How does it work? According to Ecospec, its smoke-cleaning system slurps seawater onto the ship where it undergoes electrolysis, raising the water’s pH from a typical 8.1 to 10. (pH is the measure of acidity or alkalinity of a solution; the lower the pH, the more acidic the liquid.) Fumes from fuel combustion pass through this alkaline seawater in exhaust tunnels, where the gases and the liquid react, forming new compounds that do not escape with the emissions. The filtering water is then processed in an onboard tank before being released back into the ocean.

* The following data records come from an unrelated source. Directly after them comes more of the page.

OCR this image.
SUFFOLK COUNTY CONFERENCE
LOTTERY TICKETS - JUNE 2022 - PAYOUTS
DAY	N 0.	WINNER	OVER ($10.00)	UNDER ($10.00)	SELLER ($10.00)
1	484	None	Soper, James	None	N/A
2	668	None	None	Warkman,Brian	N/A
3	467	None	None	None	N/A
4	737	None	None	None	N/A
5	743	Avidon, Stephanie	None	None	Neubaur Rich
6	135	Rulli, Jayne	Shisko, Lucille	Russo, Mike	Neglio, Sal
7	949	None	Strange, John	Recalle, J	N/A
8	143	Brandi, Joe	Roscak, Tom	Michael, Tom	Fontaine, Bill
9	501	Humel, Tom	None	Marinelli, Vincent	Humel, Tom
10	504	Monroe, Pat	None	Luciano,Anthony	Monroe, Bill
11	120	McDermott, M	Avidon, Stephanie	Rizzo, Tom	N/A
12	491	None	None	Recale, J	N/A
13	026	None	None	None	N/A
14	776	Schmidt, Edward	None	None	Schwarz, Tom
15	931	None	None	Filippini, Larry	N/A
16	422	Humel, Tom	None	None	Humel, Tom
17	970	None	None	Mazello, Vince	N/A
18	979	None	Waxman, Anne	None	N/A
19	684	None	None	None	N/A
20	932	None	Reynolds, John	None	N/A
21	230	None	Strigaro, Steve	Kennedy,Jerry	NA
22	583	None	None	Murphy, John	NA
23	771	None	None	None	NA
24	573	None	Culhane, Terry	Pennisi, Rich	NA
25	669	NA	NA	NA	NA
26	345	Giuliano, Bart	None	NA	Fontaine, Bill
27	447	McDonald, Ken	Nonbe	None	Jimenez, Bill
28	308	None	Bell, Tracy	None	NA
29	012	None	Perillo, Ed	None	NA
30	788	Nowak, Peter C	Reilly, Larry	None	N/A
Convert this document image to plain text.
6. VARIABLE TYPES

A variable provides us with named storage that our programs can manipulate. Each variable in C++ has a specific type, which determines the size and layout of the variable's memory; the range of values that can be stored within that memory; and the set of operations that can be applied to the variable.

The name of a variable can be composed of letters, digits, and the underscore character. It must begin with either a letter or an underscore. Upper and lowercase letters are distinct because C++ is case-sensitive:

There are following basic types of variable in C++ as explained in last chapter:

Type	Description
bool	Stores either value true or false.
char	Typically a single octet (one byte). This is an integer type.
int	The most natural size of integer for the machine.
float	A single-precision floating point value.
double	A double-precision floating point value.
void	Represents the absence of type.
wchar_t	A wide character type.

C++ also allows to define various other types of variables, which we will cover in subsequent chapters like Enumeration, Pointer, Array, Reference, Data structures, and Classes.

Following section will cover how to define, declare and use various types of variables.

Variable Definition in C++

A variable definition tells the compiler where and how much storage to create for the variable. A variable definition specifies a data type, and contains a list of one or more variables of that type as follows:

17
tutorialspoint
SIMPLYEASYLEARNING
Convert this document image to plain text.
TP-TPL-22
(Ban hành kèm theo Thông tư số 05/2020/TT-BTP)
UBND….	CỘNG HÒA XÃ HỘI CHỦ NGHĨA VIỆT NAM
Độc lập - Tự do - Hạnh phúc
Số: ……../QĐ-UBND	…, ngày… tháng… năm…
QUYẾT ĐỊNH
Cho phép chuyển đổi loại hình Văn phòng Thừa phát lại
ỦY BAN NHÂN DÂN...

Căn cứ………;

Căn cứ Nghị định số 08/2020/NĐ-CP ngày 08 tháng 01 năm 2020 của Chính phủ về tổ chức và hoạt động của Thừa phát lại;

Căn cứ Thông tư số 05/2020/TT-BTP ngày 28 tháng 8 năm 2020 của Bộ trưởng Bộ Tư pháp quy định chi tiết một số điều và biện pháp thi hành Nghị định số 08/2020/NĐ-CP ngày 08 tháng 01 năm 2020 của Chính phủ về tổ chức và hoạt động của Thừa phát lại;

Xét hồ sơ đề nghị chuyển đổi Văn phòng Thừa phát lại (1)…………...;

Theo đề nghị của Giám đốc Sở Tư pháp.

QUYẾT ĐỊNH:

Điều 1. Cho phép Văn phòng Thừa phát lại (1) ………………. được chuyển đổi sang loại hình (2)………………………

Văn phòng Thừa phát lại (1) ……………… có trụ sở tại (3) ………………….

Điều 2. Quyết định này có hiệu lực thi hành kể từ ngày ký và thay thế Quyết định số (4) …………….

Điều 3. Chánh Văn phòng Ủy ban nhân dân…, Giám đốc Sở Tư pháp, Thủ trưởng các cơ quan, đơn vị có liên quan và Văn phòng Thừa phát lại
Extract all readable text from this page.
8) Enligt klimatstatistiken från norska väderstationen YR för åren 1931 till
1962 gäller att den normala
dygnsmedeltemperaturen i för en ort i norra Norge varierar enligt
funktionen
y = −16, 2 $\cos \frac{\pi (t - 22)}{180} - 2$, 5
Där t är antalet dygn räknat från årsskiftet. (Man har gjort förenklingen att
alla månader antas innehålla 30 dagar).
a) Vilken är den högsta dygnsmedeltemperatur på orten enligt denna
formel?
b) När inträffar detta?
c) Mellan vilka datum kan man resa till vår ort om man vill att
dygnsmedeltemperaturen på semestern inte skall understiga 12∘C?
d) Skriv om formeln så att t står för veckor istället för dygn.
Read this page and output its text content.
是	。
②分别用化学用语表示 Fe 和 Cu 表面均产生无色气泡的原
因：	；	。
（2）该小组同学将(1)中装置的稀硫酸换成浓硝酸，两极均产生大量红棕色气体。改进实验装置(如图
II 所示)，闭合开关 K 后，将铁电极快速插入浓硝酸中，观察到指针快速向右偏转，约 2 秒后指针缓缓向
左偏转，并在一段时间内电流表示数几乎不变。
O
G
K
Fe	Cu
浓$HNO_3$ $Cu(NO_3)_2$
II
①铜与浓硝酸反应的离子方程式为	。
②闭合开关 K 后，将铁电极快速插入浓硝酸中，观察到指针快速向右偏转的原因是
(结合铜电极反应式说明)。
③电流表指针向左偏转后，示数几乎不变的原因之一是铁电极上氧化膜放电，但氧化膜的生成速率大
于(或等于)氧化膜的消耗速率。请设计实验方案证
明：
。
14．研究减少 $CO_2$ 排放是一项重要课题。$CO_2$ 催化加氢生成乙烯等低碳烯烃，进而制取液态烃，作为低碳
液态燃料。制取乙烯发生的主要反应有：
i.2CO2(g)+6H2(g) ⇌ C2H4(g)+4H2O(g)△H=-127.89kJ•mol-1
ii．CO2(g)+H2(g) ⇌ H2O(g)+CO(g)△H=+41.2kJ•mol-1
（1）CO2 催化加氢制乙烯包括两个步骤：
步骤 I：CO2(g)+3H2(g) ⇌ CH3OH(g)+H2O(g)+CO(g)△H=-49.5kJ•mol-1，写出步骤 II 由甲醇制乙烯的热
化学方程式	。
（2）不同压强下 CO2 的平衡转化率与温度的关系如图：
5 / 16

The company claims this released water contains no secondary pollutants. As a bonus, the returned seawater remains more alkaline than normal – perhaps not a bad thing as the oceans absorb massive amounts of man-made carbon dioxide that in turn are making them perilously acidic for shellfish and other marine creatures.

Retrofitting ships with the CSNOx system is expected to cost between $500,000 and a million per vessel, according to Reuters. Interested firms have reportedly deluged Ecospec with inquiries since it was unveiled.

What works well at stemming sea emissions could also, of course, work well on land, where 90 percent of anthropogenic greenhouse gases are generated, Reuters reports. Potential beneficiaries of Ecospec’s technology include coal- and gas-fired power stations, garbage incinerators, and steel and paper mills.